As girls enter and progress through adolescence, the gendered norms of their socio-cultural environments also begin to play a heightened role in shaping their trajectories, with the years of early adolescence found to be especially important because of the ways in which social norms start to become both more rigidly enforced – especially by mothers in some contexts (Basu and Acharya, 2016; Basu et al., 2016) – and more personally salient (McCarthy et al., 2016; Kågesten et al., 2016; John et al., 2016; Mmari et al., 2016). Indeed, emerging research suggests that the years between 10 and 14 may be a ‘sensitive period’ for sociocultural processing (Fuhrmann et al., 2015; Blakemore and Mills, 2014; Crone and Dahl, 2012). Critically for girls in the Global South, the years of early adolescence, rather than expanding their worlds – as is common for boys and for girls in the Global North – often see them made smaller as they have to leave comparatively free childhoods and are forced down the gendered adult pathways of their local environments (Marcus and Harper, 2015; Watson, 2015; Watson and Harper, 2013). Girls who have begun to aspire to a world different from those of their mothers and their grandmothers find as their bodies evidence maturity that they are too often required to leave school and marry, abandoning not only their educational and occupational plans but also mobility and friendships (Kyomuhendo Bantebya et al., 2013, 2014; Ghimire and Samuels, 2013, 2014; Tefera et al., 2013; Jones et al. 2013, 2014a, 2014b, 2015a, 2016b). Pressures related to domestic and care work burdens, sexual purity and family honour and heightened risks of sexual and gender-based violence combine to limit girls’ possibilities in ways that often have lifelong consequences (see discussion below).

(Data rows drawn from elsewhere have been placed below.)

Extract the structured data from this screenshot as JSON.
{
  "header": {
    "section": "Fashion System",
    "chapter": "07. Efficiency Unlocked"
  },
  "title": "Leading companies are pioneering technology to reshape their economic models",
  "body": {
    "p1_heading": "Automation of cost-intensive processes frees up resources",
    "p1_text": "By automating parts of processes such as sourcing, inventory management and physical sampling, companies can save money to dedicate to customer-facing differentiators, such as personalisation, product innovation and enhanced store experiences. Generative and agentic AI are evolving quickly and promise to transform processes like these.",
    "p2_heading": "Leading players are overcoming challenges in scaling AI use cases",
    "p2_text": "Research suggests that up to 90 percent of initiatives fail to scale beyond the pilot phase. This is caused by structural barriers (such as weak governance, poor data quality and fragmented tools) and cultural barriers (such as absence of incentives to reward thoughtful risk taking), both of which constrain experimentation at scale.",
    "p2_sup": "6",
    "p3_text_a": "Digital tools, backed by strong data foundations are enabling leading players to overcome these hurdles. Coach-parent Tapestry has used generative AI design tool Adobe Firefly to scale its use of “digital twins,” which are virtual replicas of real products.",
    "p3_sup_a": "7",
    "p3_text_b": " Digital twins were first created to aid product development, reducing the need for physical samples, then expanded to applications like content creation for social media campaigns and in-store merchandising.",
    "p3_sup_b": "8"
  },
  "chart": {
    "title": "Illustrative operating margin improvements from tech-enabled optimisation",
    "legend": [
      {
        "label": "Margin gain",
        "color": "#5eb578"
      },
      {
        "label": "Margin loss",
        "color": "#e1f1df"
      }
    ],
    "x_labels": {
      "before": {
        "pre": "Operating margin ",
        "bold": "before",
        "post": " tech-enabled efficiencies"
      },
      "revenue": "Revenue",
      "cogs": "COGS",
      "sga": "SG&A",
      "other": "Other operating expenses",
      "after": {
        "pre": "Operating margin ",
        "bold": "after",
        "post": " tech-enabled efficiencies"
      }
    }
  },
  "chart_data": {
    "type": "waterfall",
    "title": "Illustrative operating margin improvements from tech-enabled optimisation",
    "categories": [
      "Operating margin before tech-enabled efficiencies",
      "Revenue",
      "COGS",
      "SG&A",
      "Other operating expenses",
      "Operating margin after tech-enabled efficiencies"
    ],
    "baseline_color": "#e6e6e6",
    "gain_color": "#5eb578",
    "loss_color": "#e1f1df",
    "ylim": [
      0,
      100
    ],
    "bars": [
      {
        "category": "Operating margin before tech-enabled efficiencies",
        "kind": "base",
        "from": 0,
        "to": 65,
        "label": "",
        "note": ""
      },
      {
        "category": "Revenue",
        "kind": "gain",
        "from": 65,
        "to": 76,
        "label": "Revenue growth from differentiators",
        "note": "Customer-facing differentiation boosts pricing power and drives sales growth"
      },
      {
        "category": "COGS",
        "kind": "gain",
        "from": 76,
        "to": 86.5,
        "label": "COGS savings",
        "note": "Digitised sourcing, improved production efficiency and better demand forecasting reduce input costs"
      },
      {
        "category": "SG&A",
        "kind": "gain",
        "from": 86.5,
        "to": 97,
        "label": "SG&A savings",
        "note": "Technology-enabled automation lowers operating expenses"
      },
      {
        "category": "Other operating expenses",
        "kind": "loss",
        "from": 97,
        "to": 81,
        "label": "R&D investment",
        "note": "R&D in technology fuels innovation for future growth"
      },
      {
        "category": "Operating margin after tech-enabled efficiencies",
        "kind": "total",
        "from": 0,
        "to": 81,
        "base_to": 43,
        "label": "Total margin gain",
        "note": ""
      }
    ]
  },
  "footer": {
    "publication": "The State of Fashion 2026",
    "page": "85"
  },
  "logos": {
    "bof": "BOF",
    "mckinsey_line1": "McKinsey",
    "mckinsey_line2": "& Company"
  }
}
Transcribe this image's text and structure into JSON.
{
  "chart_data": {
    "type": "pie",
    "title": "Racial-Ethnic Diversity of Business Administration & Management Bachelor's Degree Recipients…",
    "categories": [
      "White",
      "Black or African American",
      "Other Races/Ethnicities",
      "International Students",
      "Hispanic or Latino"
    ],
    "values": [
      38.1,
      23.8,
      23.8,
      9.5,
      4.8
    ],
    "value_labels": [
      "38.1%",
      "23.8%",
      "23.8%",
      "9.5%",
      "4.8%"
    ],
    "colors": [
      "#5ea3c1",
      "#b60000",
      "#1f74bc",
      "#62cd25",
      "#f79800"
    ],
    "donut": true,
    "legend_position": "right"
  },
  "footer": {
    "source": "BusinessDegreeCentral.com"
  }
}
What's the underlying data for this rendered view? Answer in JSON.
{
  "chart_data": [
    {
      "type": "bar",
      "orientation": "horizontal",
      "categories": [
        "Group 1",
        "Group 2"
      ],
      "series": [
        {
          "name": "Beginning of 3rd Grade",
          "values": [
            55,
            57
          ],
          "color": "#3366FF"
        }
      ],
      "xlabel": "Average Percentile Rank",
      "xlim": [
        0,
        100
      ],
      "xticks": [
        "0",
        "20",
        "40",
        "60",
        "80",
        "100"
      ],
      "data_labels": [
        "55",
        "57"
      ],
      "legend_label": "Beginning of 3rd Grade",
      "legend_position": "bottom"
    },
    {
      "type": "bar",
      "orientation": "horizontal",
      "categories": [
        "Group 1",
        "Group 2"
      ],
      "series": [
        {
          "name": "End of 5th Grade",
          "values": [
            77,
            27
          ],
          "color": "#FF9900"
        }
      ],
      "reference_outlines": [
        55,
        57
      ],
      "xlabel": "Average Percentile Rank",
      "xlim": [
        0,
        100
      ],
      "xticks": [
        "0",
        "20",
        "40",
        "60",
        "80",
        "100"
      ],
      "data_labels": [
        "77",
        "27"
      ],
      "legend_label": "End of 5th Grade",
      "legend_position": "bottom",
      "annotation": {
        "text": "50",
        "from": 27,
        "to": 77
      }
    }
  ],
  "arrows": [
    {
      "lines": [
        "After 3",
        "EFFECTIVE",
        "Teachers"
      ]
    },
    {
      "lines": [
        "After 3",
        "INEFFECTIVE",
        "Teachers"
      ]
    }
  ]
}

After decades during which the concept of adolescence was largely seen as a Western luxury with little applicability in the Global South, recent advances in neuroscience (see Box 2) have helped generate new ways of thinking about the transition between childhood and adulthood. Not only do we increasingly understand that puberty has impacts that reach far beyond visible sexual characteristics, but also we have come to appreciate that there is more uniformity of experience than we might previously have expected. That said, it is also increasingly clear there are marked differences between ages, contexts and gendered realities that are poorly understood in terms of how they affect the formation of girls’ unique identities and capabilities. Focusing on these differences enables the development community (including policymakers, practitioners and communities) to not only better support the immediate needs of adolescents, thus improving their quality of life during a critical phase of life, but also to contribute to shaping girls’ capacity to aspire to a better life for the future – which is an investment that global evidence underscores will pay off across generations as girls mature into empowered adult women (e.g. Wodon et al., 2017).